Irene was sent to a new school in the center of Warsaw where many of the students were children of people in powerful positions and where she was the only Jew. Relative to the experiences she would soon have, being the only Jew in this Polish school in the 1930s was a minor trauma. Yet it shaped her as much as any of her later experiences. The school had a compulsory religion class, but her parents told her she did not have to go if she did not want to, so she did not attend. The school, even the religion teacher, were very agreeable about it. They gave her a comfortable place to sit and wait, to study, play, and do whatever she wanted while the other children were in religion class. But because she was absent from the class, the children were merciless in their attacks on “the dirty little Jew/’ They battered her with phrases they had learned from their parents. They didn't know what these things meant, and Irene didn't know either. But most days she left school crying.
When she was eight years old, the Hochberg family was forced to move to the ghetto, which was not far from their home. Irene's father, Wiktor, knew a non-Jew who lived in the neighborhood that was becoming the ghetto. Since the non-Jewish family had to move too, the two families simply swapped apartments. Irene was happy that she did not have to go to school anymore.
Once the Germans began their roundups at the Umschlagplatz, her father used his contacts in the city to smuggle the entire family and himself out one by one. They all got new birth certificates with new names—authentic documents of deceased people who had been born in Warsaw. Only Irene's mother hid. Even though she was blonde and not particularly Jewish-looking, her Orthodox background had fixed such a strong Jewish identity in her mind that she imagined that anyone at a glance could see she was Jewish.
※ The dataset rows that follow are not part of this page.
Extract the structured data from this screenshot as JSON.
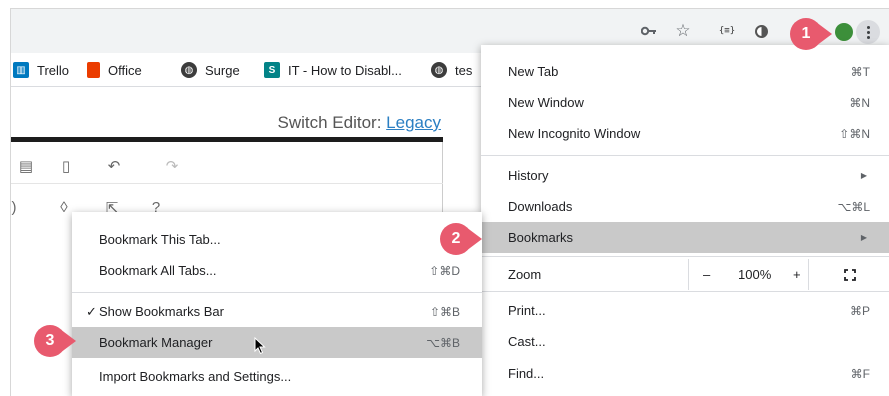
{
  "toolbar": {
    "icons": [
      "key-icon",
      "star-icon",
      "json-extension-icon",
      "circle-extension-icon",
      "profile-avatar",
      "menu-icon"
    ],
    "json_ext_label": "{≡}"
  },
  "bookmarks_bar": {
    "items": [
      {
        "label": "Trello",
        "icon": "trello-icon"
      },
      {
        "label": "Office",
        "icon": "office-icon"
      },
      {
        "label": "Surge",
        "icon": "globe-icon"
      },
      {
        "label": "IT - How to Disabl...",
        "icon": "sharepoint-icon"
      },
      {
        "label": "tes",
        "icon": "globe-icon"
      }
    ]
  },
  "page": {
    "switch_editor_label": "Switch Editor:",
    "switch_editor_link": "Legacy"
  },
  "main_menu": {
    "new_tab": {
      "label": "New Tab",
      "shortcut": "⌘T"
    },
    "new_window": {
      "label": "New Window",
      "shortcut": "⌘N"
    },
    "new_incognito": {
      "label": "New Incognito Window",
      "shortcut": "⇧⌘N"
    },
    "history": {
      "label": "History"
    },
    "downloads": {
      "label": "Downloads",
      "shortcut": "⌥⌘L"
    },
    "bookmarks": {
      "label": "Bookmarks"
    },
    "zoom": {
      "label": "Zoom",
      "minus": "–",
      "level": "100%",
      "plus": "+"
    },
    "print": {
      "label": "Print...",
      "shortcut": "⌘P"
    },
    "cast": {
      "label": "Cast..."
    },
    "find": {
      "label": "Find...",
      "shortcut": "⌘F"
    }
  },
  "bookmarks_submenu": {
    "bookmark_this_tab": {
      "label": "Bookmark This Tab..."
    },
    "bookmark_all_tabs": {
      "label": "Bookmark All Tabs...",
      "shortcut": "⇧⌘D"
    },
    "show_bookmarks_bar": {
      "label": "Show Bookmarks Bar",
      "shortcut": "⇧⌘B",
      "checked": true,
      "check": "✓"
    },
    "bookmark_manager": {
      "label": "Bookmark Manager",
      "shortcut": "⌥⌘B"
    },
    "import": {
      "label": "Import Bookmarks and Settings..."
    }
  },
  "callouts": {
    "step1": "1",
    "step2": "2",
    "step3": "3",
    "color": "#e85a6e"
  }
}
Irene's sister was placed in the old part of Warsaw, where she lived openly and worked in a factory. Irene, now called Barbara, was moved from family to family. She would stay for a time in one Christian home, and then her father, now calling himself Witold Gora, would suddenly show up and take her to a new Christian home. The Germans were killing more and more people, and it was getting harder and harder to find families with the courage to take her. Finally, he placed her with what was called a Treuhander, a collaborator.
The Treuhander knew the war was going badly and that when the Germans were gone, he was going to be in trouble with his fellow Poles. Now at least he could say he had saved someone. Besides, it was a perfect cover for his smuggling business to have this little girl riding in a wagon with him as he brought black market goods into Warsaw. She worked very hard at the business while her “uncle”—a lanky man with round little glasses and a hard, bitter face—spent most of his time drinking and smoking cigarettes. Sometimes Barbara would even bring the goods into Warsaw by herself.